Another Glenn Analysis: Xeon Phi Adoption

Oh, dear. Glenn Lockwood's at it again: analyzing public data and drawing conclusions from it. Someone might get the wrong idea and accuse him of being a scientist. In this case, he's looking at usage of the Xeon Phi Coprocessor on TACC's Stampede system, and how promotional hype might influence others to purchase coprocessors, accelerators, etc., before clear levels of adoption and usage patterns have been shown.

Humor (facetious or not) aside, determining the optimal system for a campus (university, etc.) to deploy should not be driven solely by hype, and from my experience, it isn't. In particular the UCSD condo computing (c.f., LBNL, UCLA, Rice) system TSCC includes both standard (CPU-only) and GPU-enable (e.g., standard compute + GPU) nodes. The important lesson is that the amount of GPU (accelerated) nodes is determined by participant buy-in. Principal investigators have chosen the number of CPU-only and CPU+GPU nodes to put into the cluster based on their groups' research needs.

For this condo computing case I think the situation is well in hand, because it's market-driven. Where Glenn's legitimate concern arises is when someone needs to predict adoption based on the available data, which may only be a survey of current systems. This is akin to designing a car based on what's presently sold. Seriously--there is nothing about other clusters that expresses what your needs are. I support (that is, my group administers) both CPU-only clusters and fully GPU-enabled clusters, and a mix. My observation is that adoption rates are wholly application dependent. I'm convinced that the CPU-only and fully GPU-enabled clusters we administer that are running at capacity were targeted for the right applications.

Glenn hints at the experience we've had with Gordon at SDSC in getting research groups to use flash storage. The clear lesson is that some researchers will be able to take advantage of new technologies almost immediately (MPI for domain-decomposed physics simulations, GPUs for molecular dynamics), while the rest of the science community enters a "try before you buy" phase. This is where the benefits of national systems come in.

Machines like Gordon, Stampede, or Keeneland allow researchers to test new technologies with less risk. Instead of purchasing dedicated hardware for internal use as part of a grant, the NSF makes these systems available through XSEDE for everyone to use. The allocation process is very similar in effort to writing a grant, but the overall capital investment is greatly reduced, and the time commitment (typically six months to a year) is much less than the lifetime of an idling piece of equipment in an office. (I'm sorry, I gained my experience as a system engineer maintaining a cluster as a grad student.
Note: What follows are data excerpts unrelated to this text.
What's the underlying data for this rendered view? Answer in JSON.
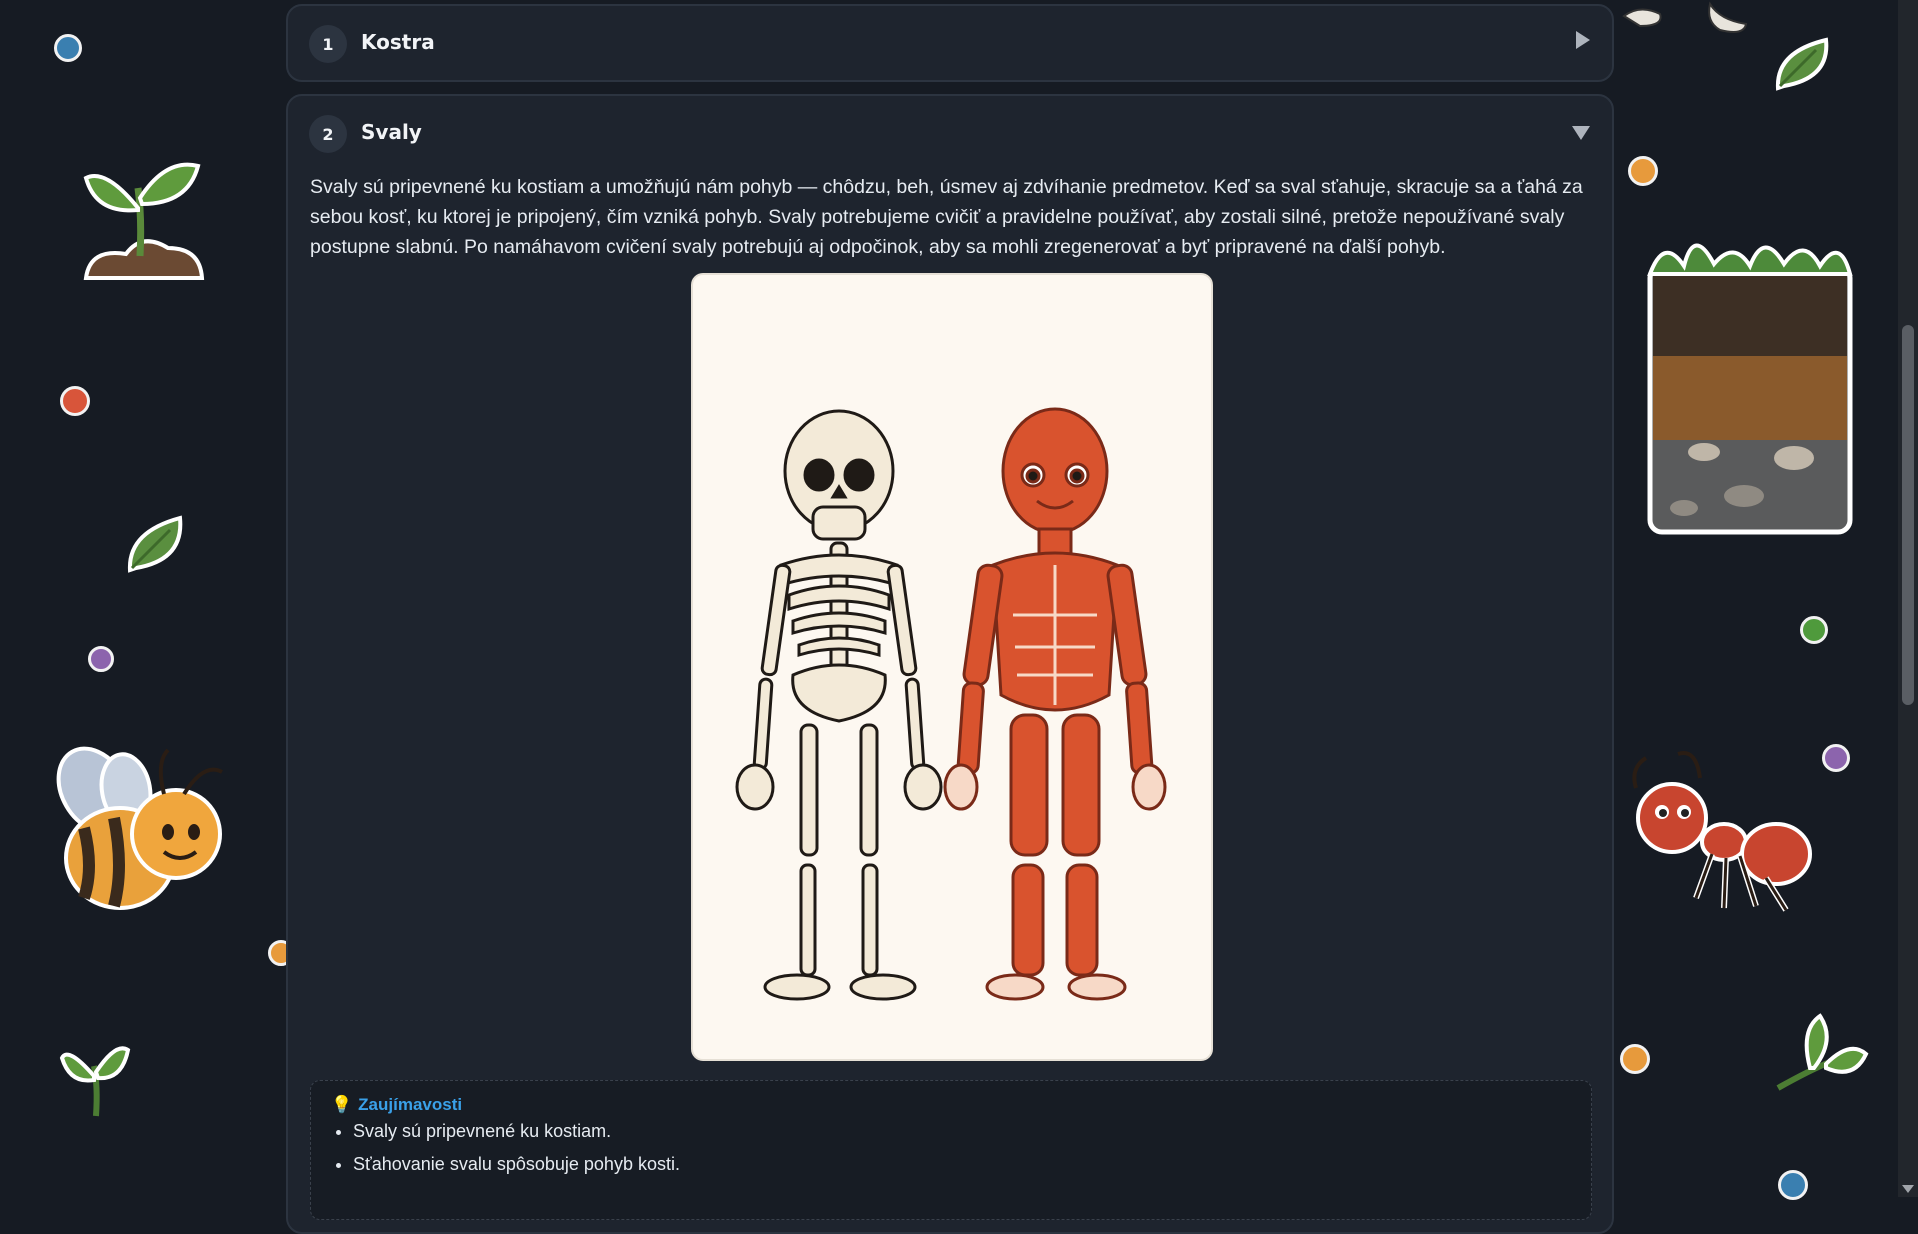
{
  "sections": [
    {
      "number": "1",
      "title": "Kostra",
      "expanded": false
    },
    {
      "number": "2",
      "title": "Svaly",
      "expanded": true,
      "paragraph": "Svaly sú pripevnené ku kostiam a umožňujú nám pohyb — chôdzu, beh, úsmev aj zdvíhanie predmetov. Keď sa sval sťahuje, skracuje sa a ťahá za sebou kosť, ku ktorej je pripojený, čím vzniká pohyb. Svaly potrebujeme cvičiť a pravidelne používať, aby zostali silné, pretože nepoužívané svaly postupne slabnú. Po namáhavom cvičení svaly potrebujú aj odpočinok, aby sa mohli zregenerovať a byť pripravené na ďalší pohyb.",
      "facts": {
        "icon": "lightbulb-icon",
        "heading": "Zaujímavosti",
        "items": [
          "Svaly sú pripevnené ku kostiam.",
          "Sťahovanie svalu spôsobuje pohyb kosti."
        ]
      }
    }
  ],
  "colors": {
    "background": "#161b23",
    "card": "#1e242e",
    "accent": "#3aa0e8",
    "muscle": "#d9532e",
    "bone": "#f3ead8"
  },
  "decorations": [
    "sprout-icon",
    "leaf-icon",
    "bee-icon",
    "soil-layers-icon",
    "ant-icon",
    "feet-icon"
  ]
}
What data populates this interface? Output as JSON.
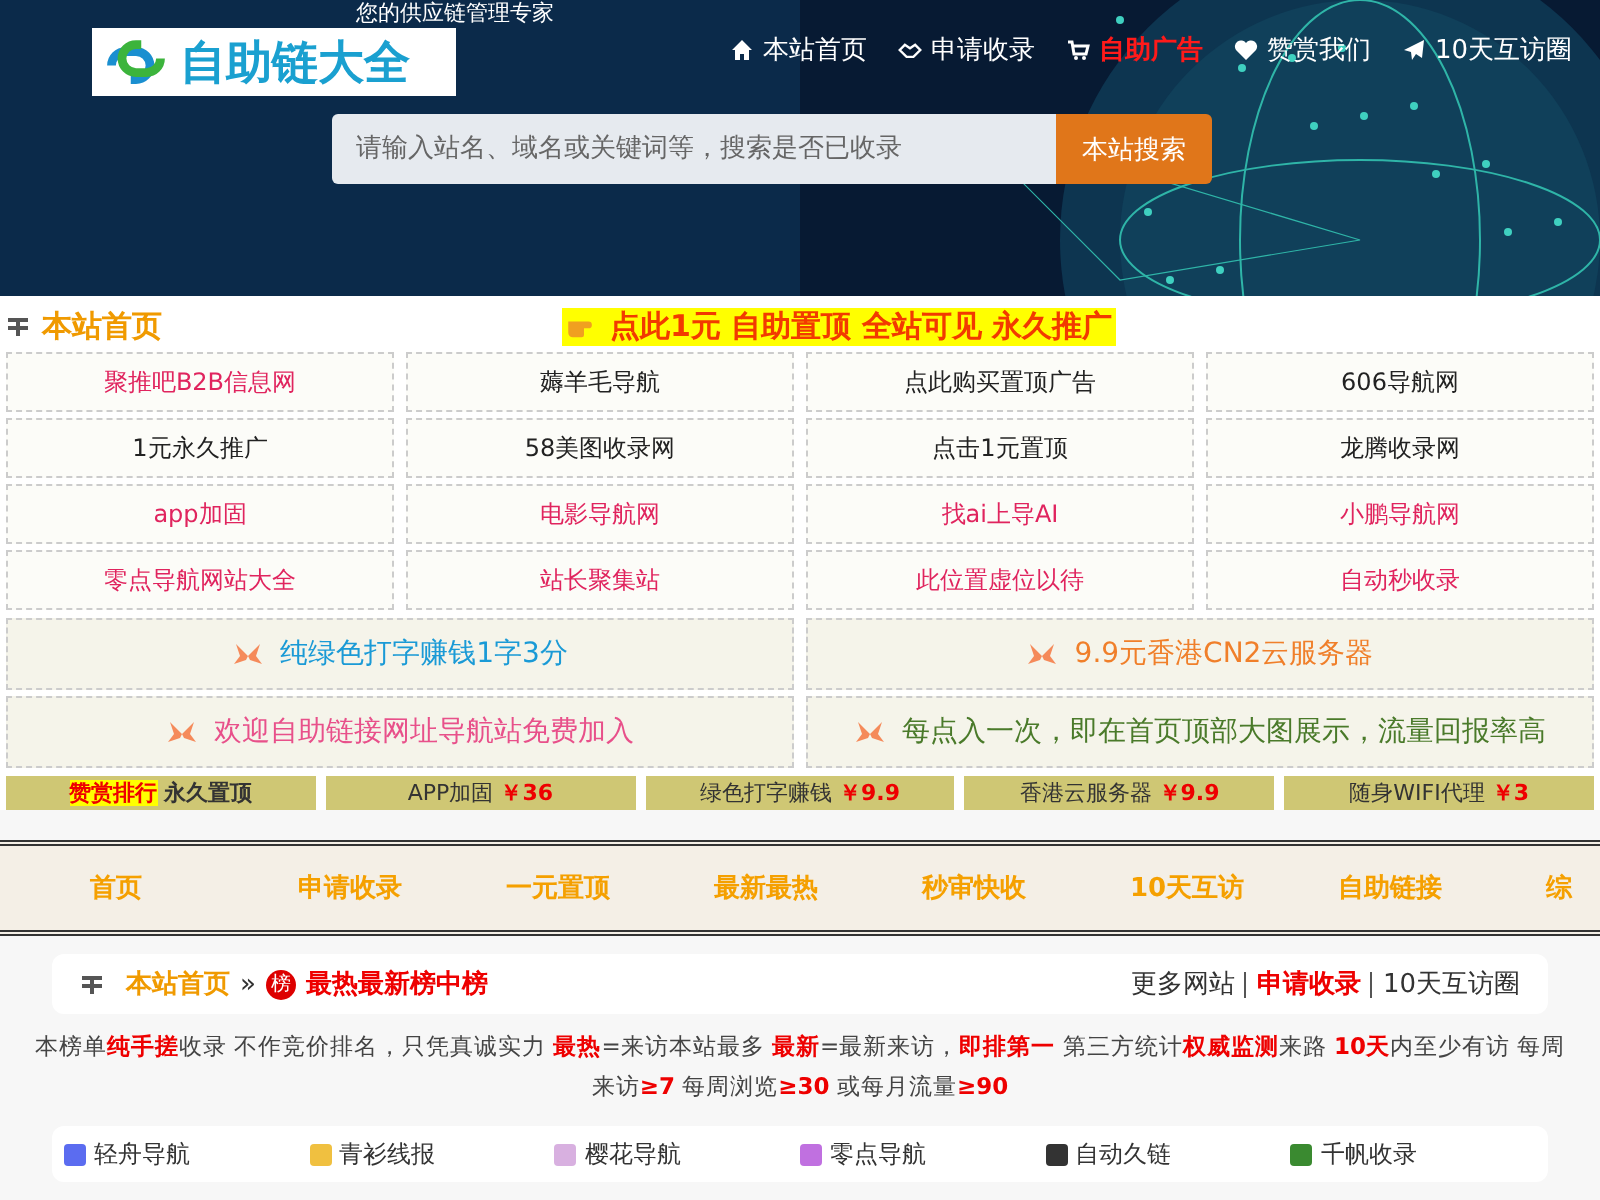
{
  "header": {
    "logo": "自助链大全",
    "tagline": "您的供应链管理专家",
    "nav": [
      {
        "label": "本站首页",
        "highlight": false
      },
      {
        "label": "申请收录",
        "highlight": false
      },
      {
        "label": "自助广告",
        "highlight": true
      },
      {
        "label": "赞赏我们",
        "highlight": false
      },
      {
        "label": "10天互访圈",
        "highlight": false
      }
    ],
    "search": {
      "placeholder": "请输入站名、域名或关键词等，搜索是否已收录",
      "button": "本站搜索"
    }
  },
  "section": {
    "title": "本站首页",
    "promo": "点此1元 自助置顶 全站可见 永久推广",
    "links": [
      {
        "label": "聚推吧B2B信息网",
        "color": "#e0245e"
      },
      {
        "label": "薅羊毛导航",
        "color": "#222222"
      },
      {
        "label": "点此购买置顶广告",
        "color": "#222222"
      },
      {
        "label": "606导航网",
        "color": "#222222"
      },
      {
        "label": "1元永久推广",
        "color": "#222222"
      },
      {
        "label": "58美图收录网",
        "color": "#222222"
      },
      {
        "label": "点击1元置顶",
        "color": "#222222"
      },
      {
        "label": "龙腾收录网",
        "color": "#222222"
      },
      {
        "label": "app加固",
        "color": "#e0245e"
      },
      {
        "label": "电影导航网",
        "color": "#e0245e"
      },
      {
        "label": "找ai上导AI",
        "color": "#e0245e"
      },
      {
        "label": "小鹏导航网",
        "color": "#e0245e"
      },
      {
        "label": "零点导航网站大全",
        "color": "#e0245e"
      },
      {
        "label": "站长聚集站",
        "color": "#e0245e"
      },
      {
        "label": "此位置虚位以待",
        "color": "#e0245e"
      },
      {
        "label": "自动秒收录",
        "color": "#e0245e"
      }
    ],
    "banners": [
      {
        "label": "纯绿色打字赚钱1字3分",
        "color": "#1a9ad6"
      },
      {
        "label": "9.9元香港CN2云服务器",
        "color": "#f07f2a"
      },
      {
        "label": "欢迎自助链接网址导航站免费加入",
        "color": "#e8508a"
      },
      {
        "label": "每点入一次，即在首页顶部大图展示，流量回报率高",
        "color": "#4a7a2a"
      }
    ],
    "ads": [
      {
        "kind": "ranking",
        "tag": "赞赏排行",
        "label": "永久置顶"
      },
      {
        "kind": "price",
        "label": "APP加固",
        "price": "￥36"
      },
      {
        "kind": "price",
        "label": "绿色打字赚钱",
        "price": "￥9.9"
      },
      {
        "kind": "price",
        "label": "香港云服务器",
        "price": "￥9.9"
      },
      {
        "kind": "price",
        "label": "随身WIFI代理",
        "price": "￥3"
      }
    ]
  },
  "menu": [
    "首页",
    "申请收录",
    "一元置顶",
    "最新最热",
    "秒审快收",
    "10天互访",
    "自助链接",
    "综"
  ],
  "breadcrumb": {
    "home": "本站首页",
    "separator": "»",
    "badge": "榜",
    "current": "最热最新榜中榜",
    "links": [
      {
        "label": "更多网站",
        "highlight": false
      },
      {
        "label": "申请收录",
        "highlight": true
      },
      {
        "label": "10天互访圈",
        "highlight": false
      }
    ]
  },
  "notice": "本榜单**纯手搓**收录 不作竞价排名，只凭真诚实力 **最热**=来访本站最多 **最新**=最新来访，**即排第一** 第三方统计**权威监测**来路 **10天**内至少有访 每周来访**≥7** 每周浏览**≥30** 或每月流量**≥90**",
  "sites": [
    {
      "label": "轻舟导航",
      "color": "#5b6cf0"
    },
    {
      "label": "青衫线报",
      "color": "#f0c040"
    },
    {
      "label": "樱花导航",
      "color": "#d8b0e0"
    },
    {
      "label": "零点导航",
      "color": "#c070e0"
    },
    {
      "label": "自动久链",
      "color": "#333333"
    },
    {
      "label": "千帆收录",
      "color": "#3a8a30"
    }
  ]
}
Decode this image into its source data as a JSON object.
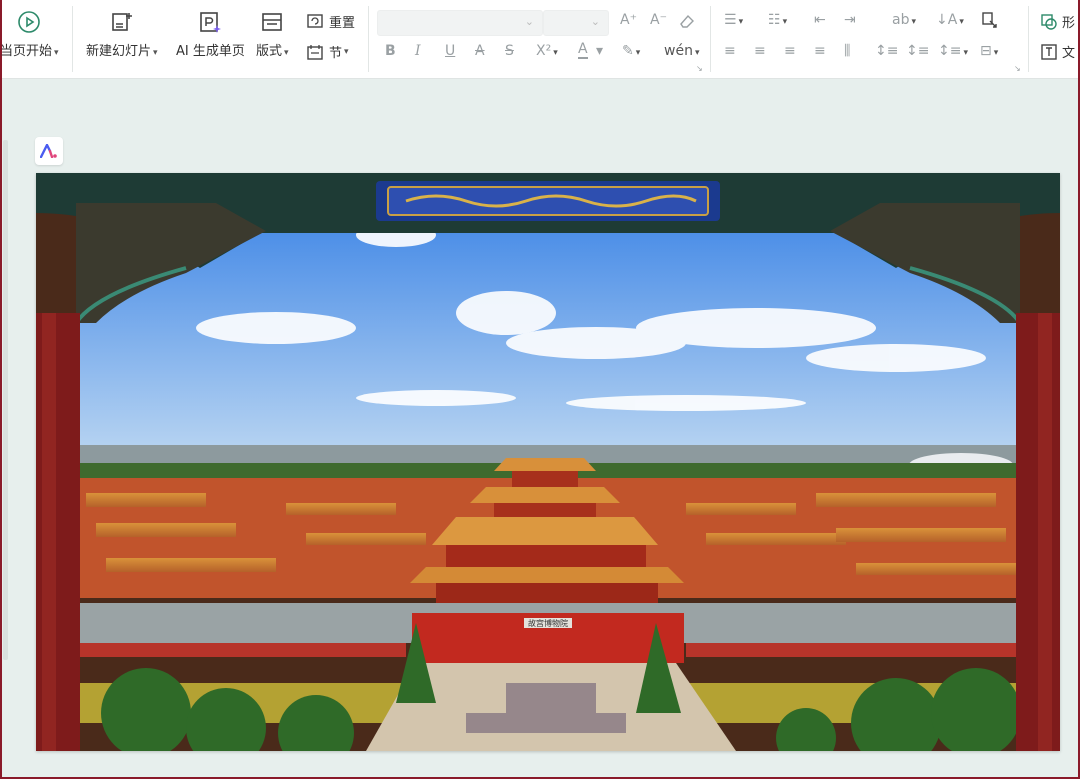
{
  "ribbon": {
    "slideshow": {
      "label": "当页开始"
    },
    "new_slide": {
      "label": "新建幻灯片"
    },
    "ai_page": {
      "label": "AI 生成单页"
    },
    "layout": {
      "label": "版式"
    },
    "reset": {
      "label": "重置"
    },
    "section": {
      "label": "节"
    },
    "shape": {
      "label": "形"
    },
    "textbox": {
      "label": "文"
    },
    "font_name": {
      "value": ""
    },
    "font_size": {
      "value": ""
    }
  },
  "slide": {
    "image_subject": "forbidden-city-view-through-ornate-gate",
    "sign_text": "故宫博物院"
  },
  "colors": {
    "accent": "#8a1a2a",
    "workspace_bg": "#e7efed",
    "ribbon_bg": "#ffffff"
  }
}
The end result is positive, but I chafe at the lack of efficiency.)

So, I agree with Glenn's note of caution to universities deciding what kind of cluster to buy: Don't decide based on what's current in production at major supercomputing centers. Instead, develop a business model that allows you to bring in what your campus researchers need. In any funding climate, you will want to maximize your return on investment, and money spent on unused equipment could have been leveraged for so many other opportunities.